“Yes. You are a most charming person to live with. How in the world did you know that I wanted to be alone yesterday, and that I wanted you to come with me to-day?” George laughed. “Do I not always ask you to come with me in precisely the same tone? Do I not always look as though I wanted you to come? How do you always know?”

Mamie was conscious that she blushed even more than she usually did when she was momentarily embarrassed. Indeed, the blush had two distinct causes on the present occasion. She had at first been delighted by the compliment he had paid her, and then, immediately afterwards, when he explained what he meant, she had felt her shame burning in her face. On the previous day, as on the present afternoon, she had blindly followed her mother’s advice, given by an almost imperceptible motion of the head and eyes that had indicated a negation on the first occasion and assent on the second. She was silent now, and could find no words with which to answer his question.

“How do you do it?” he asked again, wondering at her embarrassment, and slackening the pace at which he rowed, for they were in a boat together towards sunset.

Mamie’s eyes suddenly filled with hot tears and she hid her face with her small hands.

“Why, Mamie dear, what is it?” George asked, resting on his oars and leaning forward.

“O George,” she sobbed, “if you only knew!”

CHAPTER XVII.

George did not forget Mamie’s strange behaviour in the boat, and he devoted much time to the study of the problem it presented. To judge from the girl’s conduct alone, she must be in love with him, and yet he did not like the idea and took the greatest pains to keep it out of his mind. He was not in the humour in which it is a pleasant surprise to a man to discover unexpected affection for himself in a quarter where he has not expected to find it. Moreover, if he had once made sure that Mamie loved him, he would probably have thought it his duty to go away as quickly as possible. Such a decision would have deprived him of much that he enjoyed and it was desirable in the interests of his selfishness that it should be put off as long as possible.

At that time George began to feel the desire for work creeping upon him once more.

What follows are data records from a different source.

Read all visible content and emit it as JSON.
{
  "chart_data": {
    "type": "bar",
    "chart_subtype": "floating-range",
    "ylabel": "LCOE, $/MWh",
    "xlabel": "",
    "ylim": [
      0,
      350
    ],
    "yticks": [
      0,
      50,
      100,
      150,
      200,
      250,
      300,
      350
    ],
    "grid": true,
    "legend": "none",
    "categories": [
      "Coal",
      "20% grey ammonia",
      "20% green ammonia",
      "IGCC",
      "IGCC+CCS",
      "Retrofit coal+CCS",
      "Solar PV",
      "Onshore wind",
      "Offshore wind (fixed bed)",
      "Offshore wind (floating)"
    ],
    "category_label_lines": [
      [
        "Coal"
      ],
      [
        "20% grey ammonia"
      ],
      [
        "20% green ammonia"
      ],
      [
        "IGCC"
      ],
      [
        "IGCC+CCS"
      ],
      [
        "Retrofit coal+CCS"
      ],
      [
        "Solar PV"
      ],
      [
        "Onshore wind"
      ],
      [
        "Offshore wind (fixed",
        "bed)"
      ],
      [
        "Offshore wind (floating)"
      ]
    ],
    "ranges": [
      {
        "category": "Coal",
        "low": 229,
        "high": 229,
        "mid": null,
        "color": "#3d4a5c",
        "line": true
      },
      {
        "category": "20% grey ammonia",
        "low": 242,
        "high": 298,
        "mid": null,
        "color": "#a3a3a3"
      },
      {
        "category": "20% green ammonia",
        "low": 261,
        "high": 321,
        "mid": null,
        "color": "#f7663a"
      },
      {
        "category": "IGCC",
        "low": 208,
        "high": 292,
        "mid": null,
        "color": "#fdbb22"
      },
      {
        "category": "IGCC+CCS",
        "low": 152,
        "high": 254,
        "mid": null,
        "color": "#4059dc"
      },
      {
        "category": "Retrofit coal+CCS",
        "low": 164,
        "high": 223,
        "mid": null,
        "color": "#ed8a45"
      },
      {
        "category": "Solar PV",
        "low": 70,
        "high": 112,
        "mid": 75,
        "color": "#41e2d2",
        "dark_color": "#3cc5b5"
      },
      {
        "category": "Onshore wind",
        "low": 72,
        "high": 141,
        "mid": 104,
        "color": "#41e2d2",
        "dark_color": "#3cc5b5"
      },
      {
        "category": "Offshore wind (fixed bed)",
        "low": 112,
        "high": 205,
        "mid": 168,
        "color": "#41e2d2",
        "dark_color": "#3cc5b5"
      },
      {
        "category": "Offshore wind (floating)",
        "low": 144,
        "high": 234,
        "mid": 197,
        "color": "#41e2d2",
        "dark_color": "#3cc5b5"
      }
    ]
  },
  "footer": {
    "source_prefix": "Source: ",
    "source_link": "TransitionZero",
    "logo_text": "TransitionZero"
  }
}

During a few weeks only had it been in his power to put away the habit of writing, and to close his eyes to all responsibility. Those had been days when the whole world had seemed to be upside down, as in a dream, while he himself moved in the midst of a disordered creation, uncertainty, like a soulless creature, without the capacity for independent action nor the intelligence to form any distinct intention from one moment to another. He took what he found in his way without understanding, though not without an odd appreciation of what was good, very much as Eastern princes receive European hospitality. He was grateful at least that his life should be made so smooth for the time, for he was dimly conscious that anything outwardly rough or coarse would have exasperated him to madness. He believed that he thought a great deal about the past, but when he attempted to give his meditations a shape, they would accept none. In reality he was not thinking, though the mirror of his memory was filled with fleeting reflections of his former life, some clear and startlingly vivid, others distorted and broken, but all more or less beautified by the shadowy presence of a being he had loved better than himself, and from whom he was separated for ever.

With such a man, however, idleness was as impossible as the desire for expression was irresistible. Since he had written his first book, and had discovered what it was that he was born to do, he had taken up a burden which he could not lay down and had sworn allegiance to a master from whom he could not escape. Not even the bitter and overwhelming disappointment that had come upon him could kill the desire to write. He was almost ashamed of it at first, for he felt that though everything he loved best in the world were dead before him, he should be driven within a few weeks to take up his pen again and open his inner eyes and ears to the play of his mind’s stage.